O tamanho da verba necessária? US$ 10 milhões. Quanto conseguiram até agora? US$ 1 milhão . Um décimo do necessário.
Pois eis que a mesma ONU anuncia que seu Global Compact Group tem liderado um projeto de despoluição de uma base militar localizada na Baia de San Francisco, na costa oeste norte-americana, arrecadando a bagatela de US$ 500 milhões para tanto. Os recursos serão utilizados para criar um complexo de prédios que abrigará escritórios e centros de pesquisa em tecnologia verde e em mudanças climáticas da própria ONU.
Nada contra a iniciativa. Pelo contrário: urge recuperar terras degradadas por seu uso equivocado no passado em todos os níveis – sejam áreas perdidas pela erosão ou pela contaminação radioativa. O que me incomoda é: precisava de ajuda financeira da ONU? Afinal, estamos falando dos Estados Unidos – e, dentro dele, do riquíssimo estado da Califórnia. Ele responde por 13% do PIB norte-americano (não custa lembrar que são 50 estados, portanto seu peso na economia daquele país é bastante relevante).

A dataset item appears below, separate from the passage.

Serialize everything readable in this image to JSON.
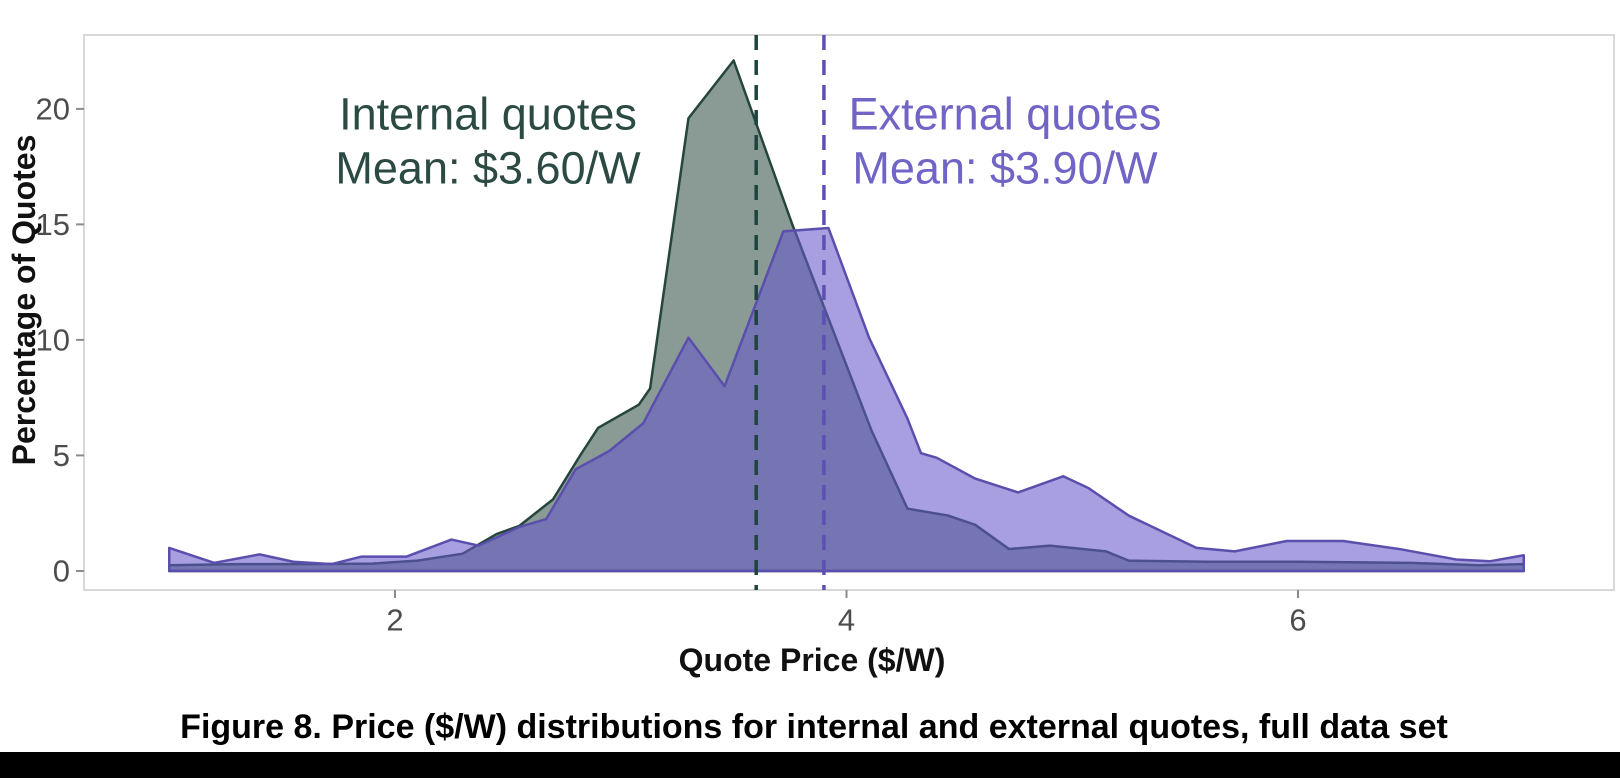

Ok, concordo que há um valor simbólico intangível na construção de centros de pesquisa sobre tecnologia verde e mudanças climáticas onde antes havia contaminação radioativa. E, sim, eu sei que os EUA são os maiores contribuidores financeiros da ONU. Mas a sensação de injustiça é inescapável.
Desde o começo do ano acompanho sites, blogs e eventos sobre sustentabilidade. Tenho lido vários livros (alguns deles bastante irritantes, por sinal). E cada vez me incomoda mais o fato de que o meio ambiente está sendo colocado acima das pessoas. Nada melhor que a África para ilustrar minha tese: em poucos lugares há questões sociais tão gritantes como lá – questões que antecederam e que se impõem além da agenda das mudanças climáticas. Muito pouco foi feito antes. Agora, perto do esforço e dos recursos destinados à questão climática, o contraste é ainda mais chocante. São quase 1 bilhão de pessoas (a África é o segundo continente mais populoso do mundo) que permanecem como párias dentro da sociedade e da economia globais. Em sua grande maioria, sequer chegaram ao nível do lumpenproletariat que tanto comoveu Marx.
Antes que alguém escreva aí nos comentários que sem ambiente não tem pessoas, já adianto que não estou negando a importância ou a urgência de lidarmos com a questão climática. Apenas me questiono se os céticos não têm um pouco de razão quando falam na facilidade de obter financiamento para qualquer coisa com apelo verde – e da dificuldade de se obter financiamento para iniciativas que não têm esse apelo. E que podem ser tão urgentes ou importantes quanto o ambiente. Saúde, por exemplo, apenas para ficar no exemplo mais óbvio.
Mas isso foi apenas um desabafo. Por enquanto.